Il calcio italiano e quello europeo sono con l’acqua alla gola perché gli introiti dei diritti TV sono già stati incassati al 75% e adesso puntano, come già scritto, ad una sorta di paracadute per i mancati introiti TV, previsti sotto la soglia delle 304 partite su 380. Finora ne sono state giocate 257. Chi farà la parte del Leone sarà la UEFA aprendo la sua borsa, elargendo euro per non rimetterci il guadagno non giocando le Coppe, cifra di cinque miliardi di euro.
Il futuro del calcio, non solo italiano, è direttamente legato all’andamento della pandemia e qualche Presidente nell’ultimo weekend, dopo le campane silenziose della UEFA pronta a tirare fuori quattrini, ha incominciato a fare i conti economici se non sarebbe meglio sospendere tutto definitivamente considerato che risparmiando gli stipendi dal primo marzo al 30 giugno sarebbe più conveniente che non incassare la rata finale dei diritti TV.

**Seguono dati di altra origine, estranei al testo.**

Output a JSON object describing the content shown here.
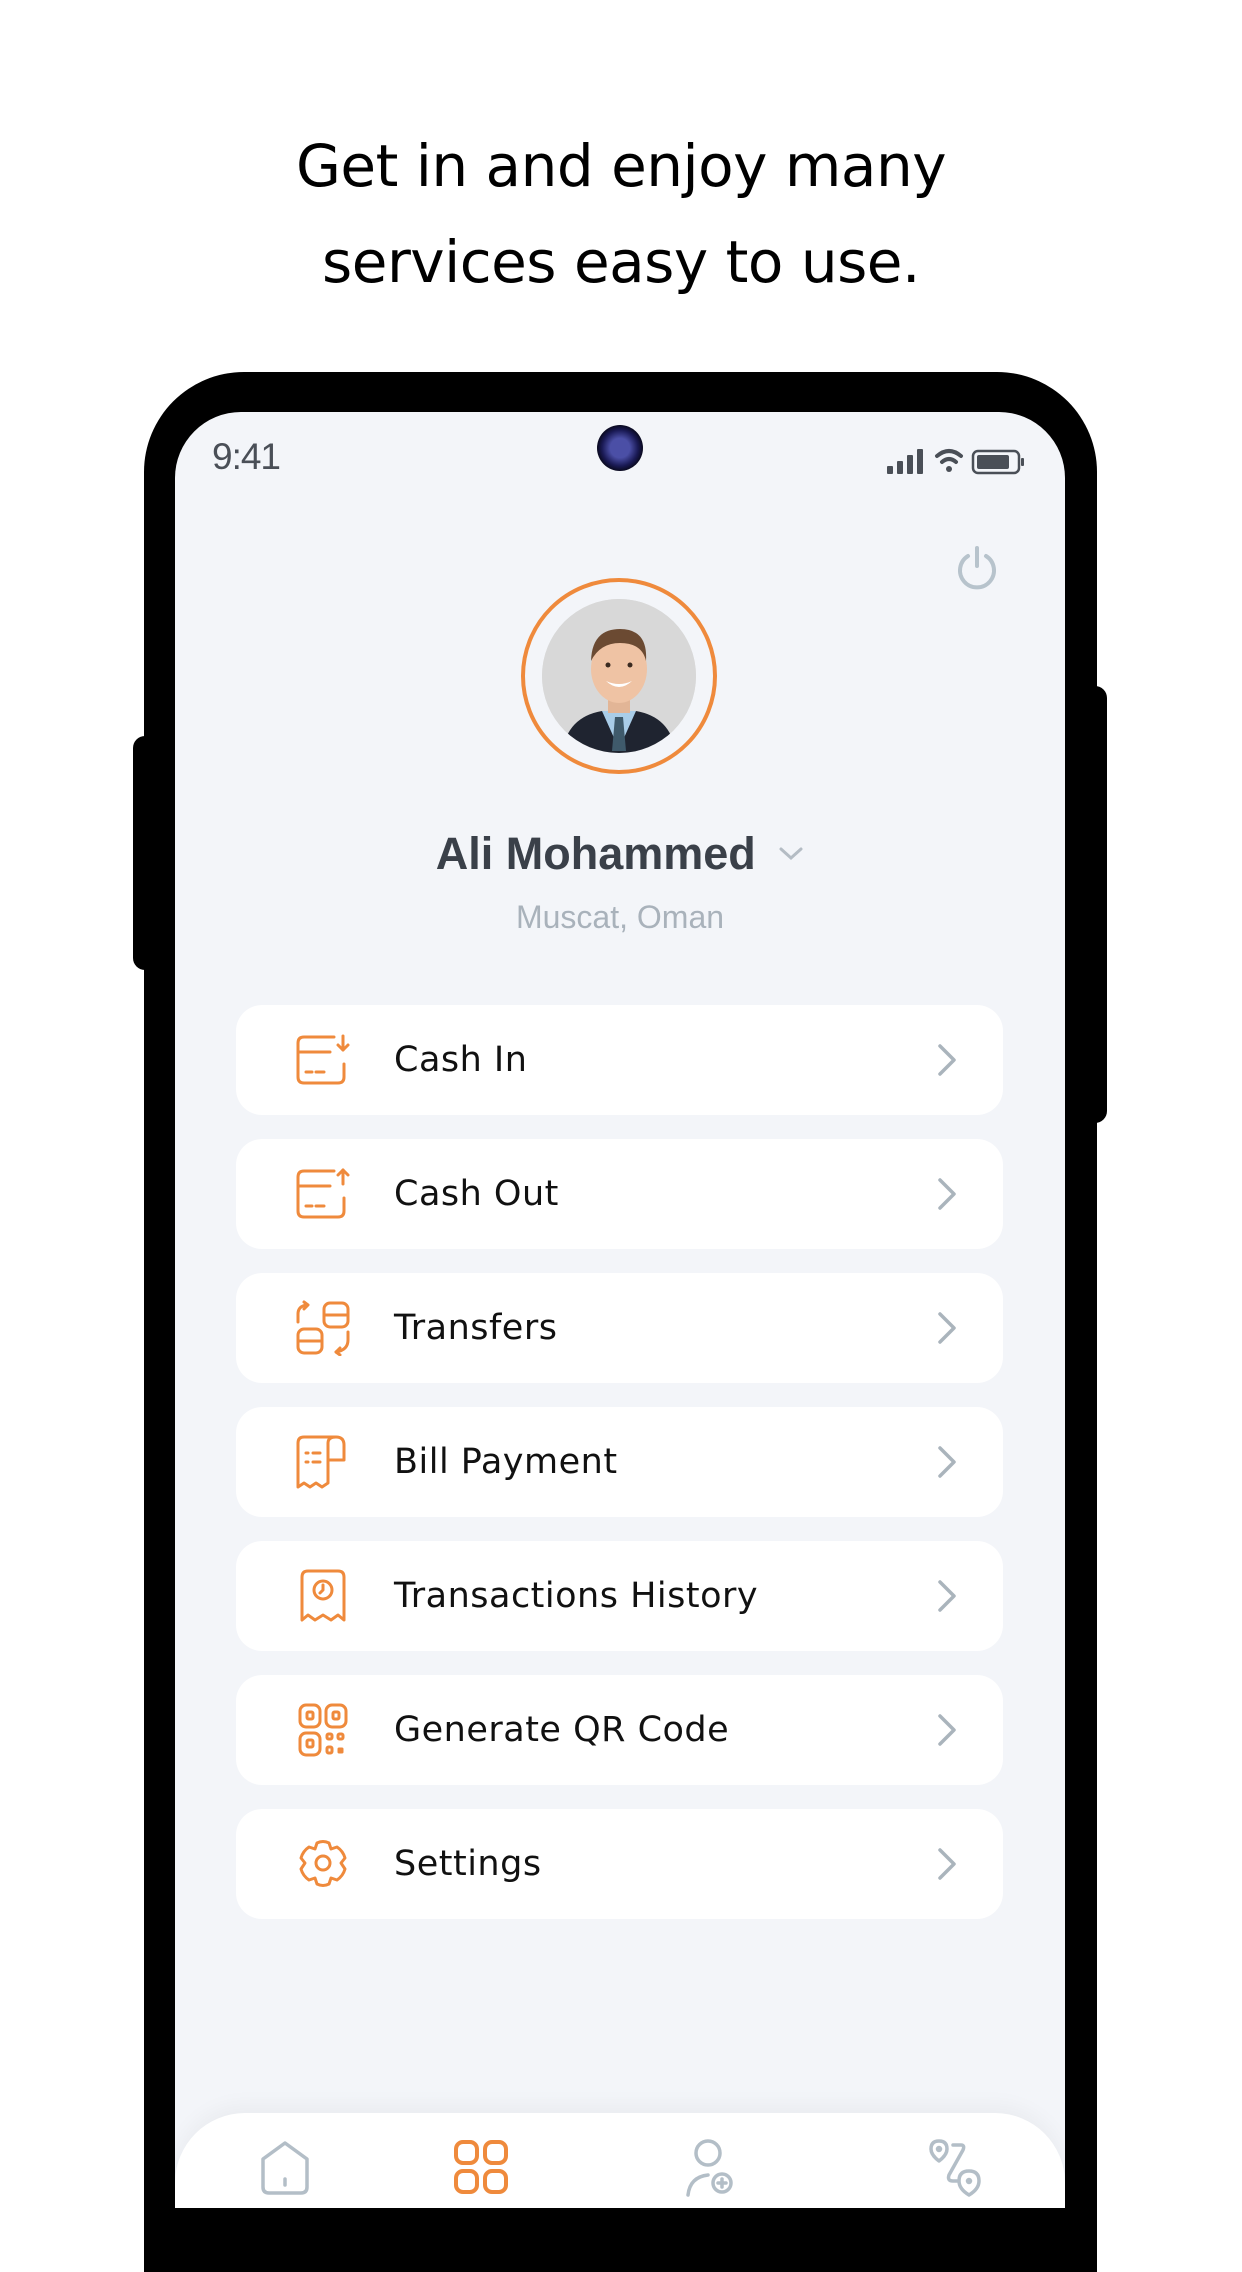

Si piange miseria con 700 milioni di buco se non riparte la serie A, tuttavia continua ad imperversare il calciomercato, neanche sotto traccia sperando che i prezzi calino e gli scenari incerti possano consentire colpi anche di spessore.
La FIGC, Il Ministero dello Sport, La Lega di Serie A fantasticano di iniziare a giocare ai primi di maggio con la speranza che non si siano dimenticati, come quando fecero giocare Atalanta-Valencia o permisero la trasferta dei tifosi bergamaschi a Lecce (a porte aperte il 19 febbraio scorso), che oggi per molti sono la causa delle “peste” che ha colpito la Lombardia e messo in crisi il Salento.

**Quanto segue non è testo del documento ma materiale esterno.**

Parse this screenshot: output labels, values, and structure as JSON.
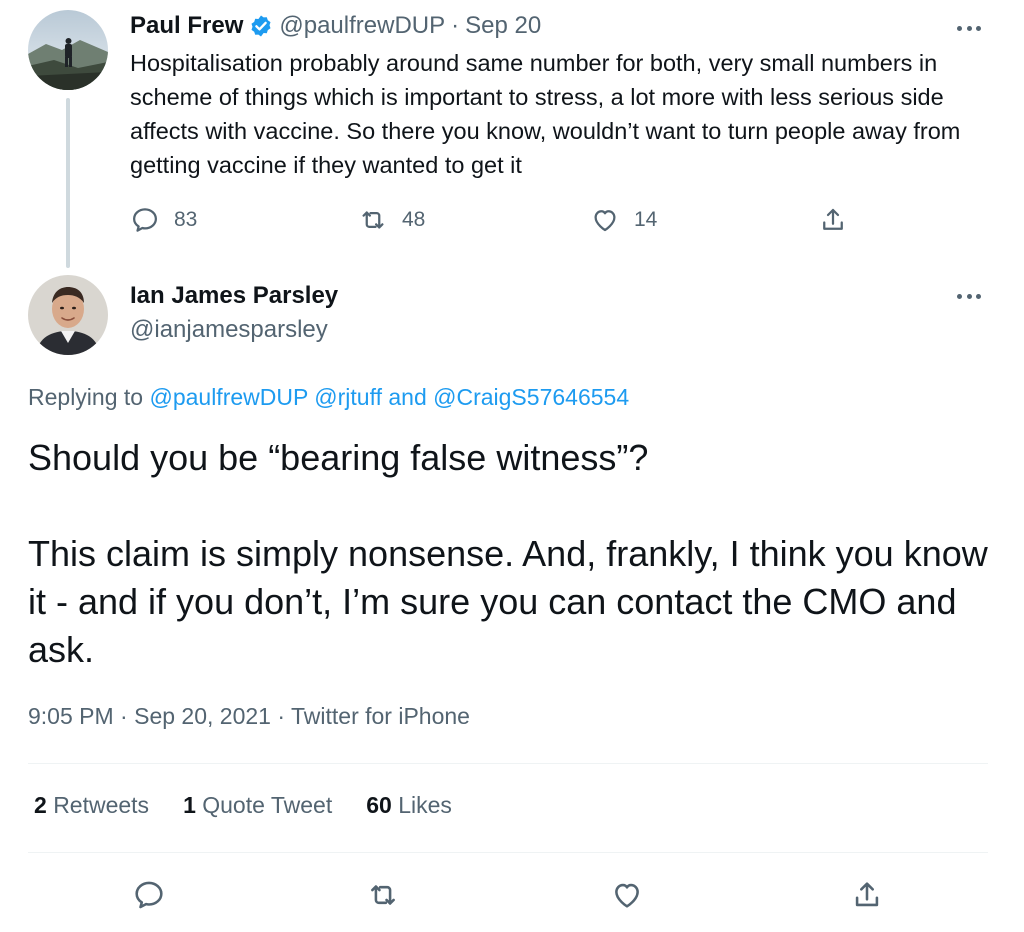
{
  "parent_tweet": {
    "display_name": "Paul Frew",
    "handle": "@paulfrewDUP",
    "separator": "·",
    "date": "Sep 20",
    "text": "Hospitalisation probably around same number for both, very small numbers in scheme of things which is important to stress, a lot more with less serious side affects with vaccine. So there you know, wouldn’t want to turn people away from getting vaccine if they wanted to get it",
    "reply_count": "83",
    "retweet_count": "48",
    "like_count": "14"
  },
  "main_tweet": {
    "display_name": "Ian James Parsley",
    "handle": "@ianjamesparsley",
    "replying_prefix": "Replying to",
    "mention_1": "@paulfrewDUP",
    "mention_2": "@rjtuff",
    "and_text": "and",
    "mention_3": "@CraigS57646554",
    "text_para_1": "Should you be “bearing false witness”?",
    "text_para_2": "This claim is simply nonsense. And, frankly, I think you know it - and if you don’t, I’m sure you can contact the CMO and ask.",
    "time": "9:05 PM",
    "date": "Sep 20, 2021",
    "source": "Twitter for iPhone",
    "separator": "·",
    "retweets_count": "2",
    "retweets_label": "Retweets",
    "quote_count": "1",
    "quote_label": "Quote Tweet",
    "likes_count": "60",
    "likes_label": "Likes"
  },
  "colors": {
    "text": "#0f1419",
    "secondary": "#536471",
    "link": "#1d9bf0",
    "verified": "#1d9bf0",
    "divider": "#eff3f4",
    "thread_line": "#cfd9de"
  },
  "icons": {
    "verified": "verified-badge-icon",
    "more": "more-dots-icon",
    "reply": "reply-bubble-icon",
    "retweet": "retweet-icon",
    "like": "heart-icon",
    "share": "share-upload-icon"
  }
}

Se si giocherà ai primi di maggio a porte chiuse la Lega chiederà l’aiuto al Governo per risarcire Sky e DAZN, che dovrà chiedere a sua volta euro a Rai e Mediaset per far vedere le partite in chiaro. Sarebbe deleterio riempire case, circoli, club, bar perché l’Italia, se sarà fuori dal Covid-19, sarà comunque ancora in convalescenza.
Se ritornerà, il calcio lo farà al momento giusto, quando sarà risolta questa pandemia mondiale. Se riprenderà, il mondo del pallone dovrà capire di non vivere in un mondo a parte.
Domani altra giornata di conferenze in Lega e FIGC. Anche la UEFA in riunione non farà parole e presenterà i calendari delle fasi finali di Champions e Europa League da giocarsi nel prossimo giugno.